I/ITSEC NEWS: Pentagon Wants Services to Step Up Cooperation on High-Tech Training

By Connie Lee

Photo: Navy

ORLANDO, Fla. — As the military services work toward integrating more simulators and virtual technologies into their training, the Office of the Secretary of Defense is looking for ways to provide them strategic guidance.

It is important for the services to ensure that their work is interoperable with each other as they pursue these technologies, Fred Drummond, deputy assistant secretary of defense for force education and training in the office of the assistant secretary of defense for readiness, said Dec. 3.

“We have to be interoperable,” he said during the annual Interservice/Industry Training, Simulation and Education Conference in Orlando, Florida. “Everything we do now, I believe must be based on that vision that it has be interoperable.” The conference is hosted by the National Training and Simulation Association, an affiliate of the National Defense Industrial Association.

The services need to have databases that will provide all services with the same threats and virtual worlds, he said. For instance, the Army's “one world geodatabase” would allow all services to virtually operate in the same areas, he noted.
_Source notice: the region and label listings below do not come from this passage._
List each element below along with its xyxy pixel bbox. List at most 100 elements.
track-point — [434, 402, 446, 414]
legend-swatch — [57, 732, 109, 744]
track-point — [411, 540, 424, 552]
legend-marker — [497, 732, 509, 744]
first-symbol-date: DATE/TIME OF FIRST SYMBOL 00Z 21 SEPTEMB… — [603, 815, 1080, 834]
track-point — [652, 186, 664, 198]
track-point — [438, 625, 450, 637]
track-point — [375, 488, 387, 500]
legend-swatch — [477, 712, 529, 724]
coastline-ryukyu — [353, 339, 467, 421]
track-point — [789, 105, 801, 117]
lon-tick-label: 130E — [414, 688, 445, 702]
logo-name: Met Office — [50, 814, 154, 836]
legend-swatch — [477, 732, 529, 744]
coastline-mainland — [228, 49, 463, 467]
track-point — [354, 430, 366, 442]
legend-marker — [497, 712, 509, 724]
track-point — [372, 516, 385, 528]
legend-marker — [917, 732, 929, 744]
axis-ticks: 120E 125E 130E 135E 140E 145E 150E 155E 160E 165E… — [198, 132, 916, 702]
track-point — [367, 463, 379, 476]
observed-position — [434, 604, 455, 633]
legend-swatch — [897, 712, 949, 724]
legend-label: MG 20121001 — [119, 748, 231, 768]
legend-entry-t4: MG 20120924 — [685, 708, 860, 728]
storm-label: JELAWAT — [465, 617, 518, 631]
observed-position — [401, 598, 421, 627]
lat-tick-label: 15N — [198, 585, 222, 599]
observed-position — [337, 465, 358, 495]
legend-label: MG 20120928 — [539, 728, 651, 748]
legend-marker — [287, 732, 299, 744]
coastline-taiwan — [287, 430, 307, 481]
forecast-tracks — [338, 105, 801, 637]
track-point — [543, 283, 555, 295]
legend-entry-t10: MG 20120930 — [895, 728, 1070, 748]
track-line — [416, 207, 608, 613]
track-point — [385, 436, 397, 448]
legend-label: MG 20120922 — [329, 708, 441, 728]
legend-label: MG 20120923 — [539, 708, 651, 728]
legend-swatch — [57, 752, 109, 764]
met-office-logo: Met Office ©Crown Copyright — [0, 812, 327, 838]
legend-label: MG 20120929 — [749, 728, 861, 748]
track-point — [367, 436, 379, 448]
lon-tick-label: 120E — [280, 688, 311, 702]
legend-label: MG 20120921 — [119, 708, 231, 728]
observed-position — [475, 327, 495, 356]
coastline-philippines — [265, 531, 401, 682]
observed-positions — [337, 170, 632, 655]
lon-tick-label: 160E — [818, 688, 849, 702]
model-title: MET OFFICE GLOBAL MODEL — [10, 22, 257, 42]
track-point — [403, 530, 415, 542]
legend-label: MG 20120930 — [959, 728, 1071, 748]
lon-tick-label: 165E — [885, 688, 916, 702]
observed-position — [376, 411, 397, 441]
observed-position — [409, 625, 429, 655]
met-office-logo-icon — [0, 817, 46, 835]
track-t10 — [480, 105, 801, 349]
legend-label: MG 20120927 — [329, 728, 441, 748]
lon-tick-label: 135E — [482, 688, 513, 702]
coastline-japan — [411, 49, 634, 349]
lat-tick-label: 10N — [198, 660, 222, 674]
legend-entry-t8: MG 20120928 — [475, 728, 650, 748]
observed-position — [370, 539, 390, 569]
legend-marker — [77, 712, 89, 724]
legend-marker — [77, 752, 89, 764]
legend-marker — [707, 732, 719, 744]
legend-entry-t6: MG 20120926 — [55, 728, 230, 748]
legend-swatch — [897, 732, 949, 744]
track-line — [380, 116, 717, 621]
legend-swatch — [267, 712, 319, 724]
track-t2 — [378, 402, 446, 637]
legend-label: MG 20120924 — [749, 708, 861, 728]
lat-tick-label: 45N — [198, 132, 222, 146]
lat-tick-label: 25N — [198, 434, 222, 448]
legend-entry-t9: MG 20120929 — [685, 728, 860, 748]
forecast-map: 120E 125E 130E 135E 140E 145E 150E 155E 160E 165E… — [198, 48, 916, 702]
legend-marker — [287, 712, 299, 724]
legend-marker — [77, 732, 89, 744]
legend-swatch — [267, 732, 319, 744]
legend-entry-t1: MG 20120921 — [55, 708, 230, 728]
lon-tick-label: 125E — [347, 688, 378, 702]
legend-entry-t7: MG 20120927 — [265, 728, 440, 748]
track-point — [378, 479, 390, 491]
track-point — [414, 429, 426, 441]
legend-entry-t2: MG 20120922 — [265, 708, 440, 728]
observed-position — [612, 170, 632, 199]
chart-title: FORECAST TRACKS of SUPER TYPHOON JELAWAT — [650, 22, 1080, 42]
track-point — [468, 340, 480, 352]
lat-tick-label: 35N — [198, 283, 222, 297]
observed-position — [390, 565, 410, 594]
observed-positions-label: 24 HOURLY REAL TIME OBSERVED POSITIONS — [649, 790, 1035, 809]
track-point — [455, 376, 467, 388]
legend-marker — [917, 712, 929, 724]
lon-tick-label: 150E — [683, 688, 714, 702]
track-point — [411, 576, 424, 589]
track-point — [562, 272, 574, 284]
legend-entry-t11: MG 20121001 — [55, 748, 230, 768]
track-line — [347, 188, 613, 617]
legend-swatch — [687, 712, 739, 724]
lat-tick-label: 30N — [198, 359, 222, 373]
“We cannot have … a Marine helicopter training scenario synched up with an Army scenario and the Marine helicopter lands 10 feet underground in that Army context,” he said.

Drummond said he envisions these as government-furnished equipment.

“I don't care what company produces this stuff,” he said. “I just need, from an operator standpoint, the folks in uniform who are using these simulators … all working on the same data.”

So far, the services have proceeded with these synthetic environment programs without strategic guidance from OSD, he noted. For example, the Army is pursuing a synthetic training environment through one of the cross-functional teams it has set up to pursue its top modernization priorities.

“We absolutely are behind them,” Drummond said. “The services have not waited for OSD, nor should they have when they are dealing with challenges to increase capabilities. So therefore we have programs that are put in place and developed over the years, but they happen from a service-centric standpoint.”

Drummond said his office may put out strategic guidance documents on the topic. However, he did not outline potential publication dates “because it takes 18 to 24 months to actually publish or update DoD instruction, which kind of speaks to our business transformation challenges.”

Navy Vice Adm. DeWolfe Miller III, commander of naval air forces, said the Navy is working on interoperability as well. The services have been working on integrated command and control as a combined priority, and “we'll continue to see that level of cooperation in integrating, migrate all the way into our acquisition processes as we move forward.”

Historically, for the Air Force, Marine Corps and Navy, it has been "give us one problem and we’ll come up with three different solutions,” he said.

Air Force Maj. Gen. James Jacobson, director of training and readiness and deputy chief of staff for operations, said interoperability is being pursued through the joint synthetic environment, which allows services to test facets of these technologies.

“We also have this entity called the joint synthetic environment,” he noted. “I see us leveraging that to the broader common environment.”